Maritimer convert named city’s poet laureate
Fawn Parker will earn annual $5,000 honorarium for two-year as Fredericton’s literary figure
The City of Fredericton has named the fourth writer to occupy the position of its poet laureate, and she’s an Ontario transplant who’s embraced life in New Brunswick.
City hall issued a news release this week announcing Fawn Parker, 30, as the capital’s new poet laureate.
The novelist moved to Fredericton from Toronto four years ago.
As a child, the release said, the writer’s mother used to take her on trips to the Maritimes, where they’d visit coffee shops and peruse the shelves in local bookstores.
“I felt so drawn to the East,” Parker said. “I live in a house with my partner and we plan to stay forever.”
She was bitten by the storytelling bug as a kid by telling stories to her older sister through a home intercom system, the release said.
“I enjoyed telling stories and keeping people interested by making worlds for them,” Parker said.
The author has published five books and is pursuing a doctorate degree in creative writing at the University of New Brunswick.
The city created the position of the poet laureate to serve as an advocate for the written and spoken word in the municipality.
The two-year position, which pays an annual honorarium of $5,000, requires the chosen writer to create new, original works and to present them to the public. Parker succeeds local writer Jordan Tretheway in the role.

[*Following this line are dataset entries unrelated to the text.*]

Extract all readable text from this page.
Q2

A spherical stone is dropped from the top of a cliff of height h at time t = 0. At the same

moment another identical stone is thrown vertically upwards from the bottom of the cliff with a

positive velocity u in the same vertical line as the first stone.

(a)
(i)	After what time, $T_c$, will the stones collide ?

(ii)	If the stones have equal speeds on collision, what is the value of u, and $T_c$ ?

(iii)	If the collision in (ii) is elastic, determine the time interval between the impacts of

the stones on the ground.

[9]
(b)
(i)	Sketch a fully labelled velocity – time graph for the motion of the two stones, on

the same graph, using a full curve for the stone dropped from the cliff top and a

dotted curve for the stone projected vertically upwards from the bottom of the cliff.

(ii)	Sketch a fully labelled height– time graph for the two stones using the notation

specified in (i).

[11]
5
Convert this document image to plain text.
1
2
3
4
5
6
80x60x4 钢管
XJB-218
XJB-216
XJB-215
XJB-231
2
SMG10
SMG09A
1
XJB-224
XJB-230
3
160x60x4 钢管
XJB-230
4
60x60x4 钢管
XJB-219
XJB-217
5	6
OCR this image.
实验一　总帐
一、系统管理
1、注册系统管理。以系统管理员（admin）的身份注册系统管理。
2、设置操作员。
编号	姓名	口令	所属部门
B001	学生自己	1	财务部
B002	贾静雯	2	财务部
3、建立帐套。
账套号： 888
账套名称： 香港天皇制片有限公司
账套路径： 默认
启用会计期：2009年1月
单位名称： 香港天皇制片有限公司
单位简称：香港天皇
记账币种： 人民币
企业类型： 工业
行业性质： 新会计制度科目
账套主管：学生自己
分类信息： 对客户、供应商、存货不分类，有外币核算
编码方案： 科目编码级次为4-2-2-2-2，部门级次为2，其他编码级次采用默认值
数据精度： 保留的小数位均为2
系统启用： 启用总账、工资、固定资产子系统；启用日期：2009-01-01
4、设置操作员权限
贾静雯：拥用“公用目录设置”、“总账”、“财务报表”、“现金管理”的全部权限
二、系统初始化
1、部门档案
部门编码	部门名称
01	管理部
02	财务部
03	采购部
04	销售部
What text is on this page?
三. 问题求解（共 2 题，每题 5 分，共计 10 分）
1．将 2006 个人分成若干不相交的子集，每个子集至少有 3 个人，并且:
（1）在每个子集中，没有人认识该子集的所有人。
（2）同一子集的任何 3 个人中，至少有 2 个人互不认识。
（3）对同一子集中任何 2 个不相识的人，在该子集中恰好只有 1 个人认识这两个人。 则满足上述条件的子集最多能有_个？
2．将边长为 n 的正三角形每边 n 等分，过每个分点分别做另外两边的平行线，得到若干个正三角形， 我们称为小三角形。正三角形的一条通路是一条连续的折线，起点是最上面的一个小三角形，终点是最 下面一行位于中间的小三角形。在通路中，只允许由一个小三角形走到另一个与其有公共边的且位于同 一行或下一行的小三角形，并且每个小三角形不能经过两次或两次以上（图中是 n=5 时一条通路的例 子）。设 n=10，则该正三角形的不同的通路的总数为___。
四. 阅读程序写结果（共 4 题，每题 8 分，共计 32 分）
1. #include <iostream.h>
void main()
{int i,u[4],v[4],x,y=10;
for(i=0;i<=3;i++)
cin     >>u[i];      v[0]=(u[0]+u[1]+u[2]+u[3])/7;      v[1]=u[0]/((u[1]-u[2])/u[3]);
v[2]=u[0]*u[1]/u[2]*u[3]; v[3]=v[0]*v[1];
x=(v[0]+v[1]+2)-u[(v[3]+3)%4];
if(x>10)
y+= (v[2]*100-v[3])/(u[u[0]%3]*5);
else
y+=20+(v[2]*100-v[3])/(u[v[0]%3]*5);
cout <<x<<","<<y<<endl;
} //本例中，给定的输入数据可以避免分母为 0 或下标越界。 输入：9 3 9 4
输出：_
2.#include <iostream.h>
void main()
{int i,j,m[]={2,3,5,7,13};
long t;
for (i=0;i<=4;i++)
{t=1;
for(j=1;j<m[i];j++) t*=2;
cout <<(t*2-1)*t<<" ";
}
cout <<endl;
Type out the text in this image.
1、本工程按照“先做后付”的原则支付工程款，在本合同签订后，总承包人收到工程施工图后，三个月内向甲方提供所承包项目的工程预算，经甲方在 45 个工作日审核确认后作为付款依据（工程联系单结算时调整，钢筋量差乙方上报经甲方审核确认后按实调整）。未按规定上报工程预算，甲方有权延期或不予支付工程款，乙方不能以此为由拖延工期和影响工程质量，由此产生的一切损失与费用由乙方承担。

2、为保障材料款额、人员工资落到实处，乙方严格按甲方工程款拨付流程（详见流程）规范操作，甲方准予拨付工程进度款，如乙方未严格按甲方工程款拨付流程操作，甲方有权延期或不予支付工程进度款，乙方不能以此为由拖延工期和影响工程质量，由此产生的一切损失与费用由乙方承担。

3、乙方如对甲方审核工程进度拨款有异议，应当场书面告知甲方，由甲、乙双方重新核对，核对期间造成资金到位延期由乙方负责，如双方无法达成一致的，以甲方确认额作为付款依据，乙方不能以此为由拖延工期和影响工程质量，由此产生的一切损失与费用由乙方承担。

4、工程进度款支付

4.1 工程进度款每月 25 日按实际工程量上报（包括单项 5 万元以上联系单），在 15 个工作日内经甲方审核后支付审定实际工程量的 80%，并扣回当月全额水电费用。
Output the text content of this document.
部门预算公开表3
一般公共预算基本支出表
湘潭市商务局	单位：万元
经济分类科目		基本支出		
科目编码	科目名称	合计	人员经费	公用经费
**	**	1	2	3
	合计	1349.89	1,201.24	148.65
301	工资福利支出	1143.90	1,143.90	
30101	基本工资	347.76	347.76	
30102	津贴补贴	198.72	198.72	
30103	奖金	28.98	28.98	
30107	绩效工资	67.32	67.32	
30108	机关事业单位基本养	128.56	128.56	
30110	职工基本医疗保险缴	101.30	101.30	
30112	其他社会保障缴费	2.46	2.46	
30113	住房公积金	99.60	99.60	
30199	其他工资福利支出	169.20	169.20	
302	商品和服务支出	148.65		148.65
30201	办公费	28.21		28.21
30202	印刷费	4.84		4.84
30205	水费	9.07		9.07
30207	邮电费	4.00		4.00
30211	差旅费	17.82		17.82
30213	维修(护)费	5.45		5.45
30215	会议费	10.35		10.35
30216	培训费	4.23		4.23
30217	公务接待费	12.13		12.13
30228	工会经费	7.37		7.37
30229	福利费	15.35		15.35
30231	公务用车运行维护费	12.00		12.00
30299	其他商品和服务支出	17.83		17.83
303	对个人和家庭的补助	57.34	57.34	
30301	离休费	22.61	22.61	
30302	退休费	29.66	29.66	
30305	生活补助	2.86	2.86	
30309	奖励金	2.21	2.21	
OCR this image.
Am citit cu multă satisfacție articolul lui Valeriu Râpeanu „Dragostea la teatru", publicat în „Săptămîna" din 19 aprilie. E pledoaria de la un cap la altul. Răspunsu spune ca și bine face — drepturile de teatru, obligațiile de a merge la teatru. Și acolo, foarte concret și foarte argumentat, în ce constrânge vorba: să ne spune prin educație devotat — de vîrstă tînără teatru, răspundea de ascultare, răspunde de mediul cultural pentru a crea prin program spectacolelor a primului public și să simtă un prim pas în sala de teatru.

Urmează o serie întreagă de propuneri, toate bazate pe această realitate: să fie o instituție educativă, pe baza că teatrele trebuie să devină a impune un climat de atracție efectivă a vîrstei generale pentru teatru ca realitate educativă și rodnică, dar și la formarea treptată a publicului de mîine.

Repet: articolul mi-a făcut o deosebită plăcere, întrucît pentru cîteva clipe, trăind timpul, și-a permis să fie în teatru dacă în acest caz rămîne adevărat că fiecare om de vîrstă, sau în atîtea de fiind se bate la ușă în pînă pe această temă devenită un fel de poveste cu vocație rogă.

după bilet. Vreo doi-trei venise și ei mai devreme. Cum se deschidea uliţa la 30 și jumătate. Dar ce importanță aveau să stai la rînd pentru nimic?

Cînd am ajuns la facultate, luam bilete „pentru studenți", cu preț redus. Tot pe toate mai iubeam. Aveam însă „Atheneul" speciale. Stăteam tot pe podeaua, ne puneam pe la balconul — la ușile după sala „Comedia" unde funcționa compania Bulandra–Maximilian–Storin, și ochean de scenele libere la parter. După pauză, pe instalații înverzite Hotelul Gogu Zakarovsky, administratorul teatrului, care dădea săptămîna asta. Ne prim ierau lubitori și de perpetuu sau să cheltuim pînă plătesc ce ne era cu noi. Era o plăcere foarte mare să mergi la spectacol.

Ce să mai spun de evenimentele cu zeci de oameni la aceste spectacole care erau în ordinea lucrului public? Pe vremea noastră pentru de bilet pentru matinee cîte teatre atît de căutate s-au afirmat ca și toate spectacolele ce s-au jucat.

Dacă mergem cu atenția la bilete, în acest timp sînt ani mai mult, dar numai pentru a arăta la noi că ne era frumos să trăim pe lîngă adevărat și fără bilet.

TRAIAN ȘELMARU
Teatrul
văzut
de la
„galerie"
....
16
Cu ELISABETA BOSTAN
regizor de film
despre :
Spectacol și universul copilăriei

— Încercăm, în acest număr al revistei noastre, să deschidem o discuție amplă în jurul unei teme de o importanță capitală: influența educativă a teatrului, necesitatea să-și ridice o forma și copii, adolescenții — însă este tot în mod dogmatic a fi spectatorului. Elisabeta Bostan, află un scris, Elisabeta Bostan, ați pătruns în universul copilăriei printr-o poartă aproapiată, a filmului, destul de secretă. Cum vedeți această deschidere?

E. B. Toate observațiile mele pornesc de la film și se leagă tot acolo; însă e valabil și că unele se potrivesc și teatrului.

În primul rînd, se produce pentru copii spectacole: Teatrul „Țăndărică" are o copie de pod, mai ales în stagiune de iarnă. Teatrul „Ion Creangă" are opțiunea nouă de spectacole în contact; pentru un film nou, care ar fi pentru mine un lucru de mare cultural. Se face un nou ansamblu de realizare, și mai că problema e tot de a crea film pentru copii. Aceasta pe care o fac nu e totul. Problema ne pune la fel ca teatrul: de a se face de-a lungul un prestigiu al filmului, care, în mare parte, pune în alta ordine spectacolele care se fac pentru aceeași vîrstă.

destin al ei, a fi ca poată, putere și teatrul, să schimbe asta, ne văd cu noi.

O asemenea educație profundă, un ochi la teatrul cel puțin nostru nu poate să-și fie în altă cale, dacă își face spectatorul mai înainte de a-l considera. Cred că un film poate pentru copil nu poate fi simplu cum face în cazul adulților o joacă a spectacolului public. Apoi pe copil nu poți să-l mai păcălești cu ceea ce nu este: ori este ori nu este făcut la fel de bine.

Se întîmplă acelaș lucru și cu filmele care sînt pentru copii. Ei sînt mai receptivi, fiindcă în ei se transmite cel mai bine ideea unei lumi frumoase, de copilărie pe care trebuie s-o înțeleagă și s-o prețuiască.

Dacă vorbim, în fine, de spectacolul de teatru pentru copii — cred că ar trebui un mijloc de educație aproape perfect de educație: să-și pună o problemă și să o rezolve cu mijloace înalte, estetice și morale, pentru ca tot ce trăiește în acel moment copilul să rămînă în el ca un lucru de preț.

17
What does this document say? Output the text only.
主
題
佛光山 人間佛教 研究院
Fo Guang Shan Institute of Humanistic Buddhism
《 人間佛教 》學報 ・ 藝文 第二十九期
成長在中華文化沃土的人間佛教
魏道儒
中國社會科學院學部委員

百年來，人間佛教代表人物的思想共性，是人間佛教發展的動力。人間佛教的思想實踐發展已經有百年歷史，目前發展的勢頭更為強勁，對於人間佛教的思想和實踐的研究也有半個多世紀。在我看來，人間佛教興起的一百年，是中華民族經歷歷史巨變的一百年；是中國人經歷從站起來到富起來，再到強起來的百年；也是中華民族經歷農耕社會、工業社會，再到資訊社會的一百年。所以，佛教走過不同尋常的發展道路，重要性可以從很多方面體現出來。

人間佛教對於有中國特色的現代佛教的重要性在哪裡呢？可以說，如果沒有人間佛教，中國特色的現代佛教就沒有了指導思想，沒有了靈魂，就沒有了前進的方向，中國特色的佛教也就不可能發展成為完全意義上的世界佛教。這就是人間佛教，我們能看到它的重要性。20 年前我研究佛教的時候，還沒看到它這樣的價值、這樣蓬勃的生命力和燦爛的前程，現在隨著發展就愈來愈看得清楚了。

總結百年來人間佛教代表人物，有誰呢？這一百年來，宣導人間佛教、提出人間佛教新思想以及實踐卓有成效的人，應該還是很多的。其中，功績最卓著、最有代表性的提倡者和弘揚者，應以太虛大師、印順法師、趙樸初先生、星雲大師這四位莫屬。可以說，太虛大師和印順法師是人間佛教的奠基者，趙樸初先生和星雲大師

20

Parker said in the release that one of her goals in advocating for literature and culture as the poet laureate is to offer a voluntary writing workshop to patients in hospitals.
She said she also plans to collect books and chapbooks written by local authors to distribute to hospitals, schools and other community-oriented facilities to raise awareness of those writers to city residents.
Among the honours and awards Parker has earned in her writing career, the release said, are 2023 J.M. Abraham Atlantic Poetry Award and the 2023 Fiddlehead Poetry Book Prize for her book of poetry, Soft Inheritance; and a Scotiabank Giller Prize nomination for her 2022 novel, What We Both Know.
She’s also keen on teaching writing and collaborating with other writers, the release said, noting she hosts a monthly reading series at Westminster Books called the Catch-Up at which writers can share published works or workshop projects still in development.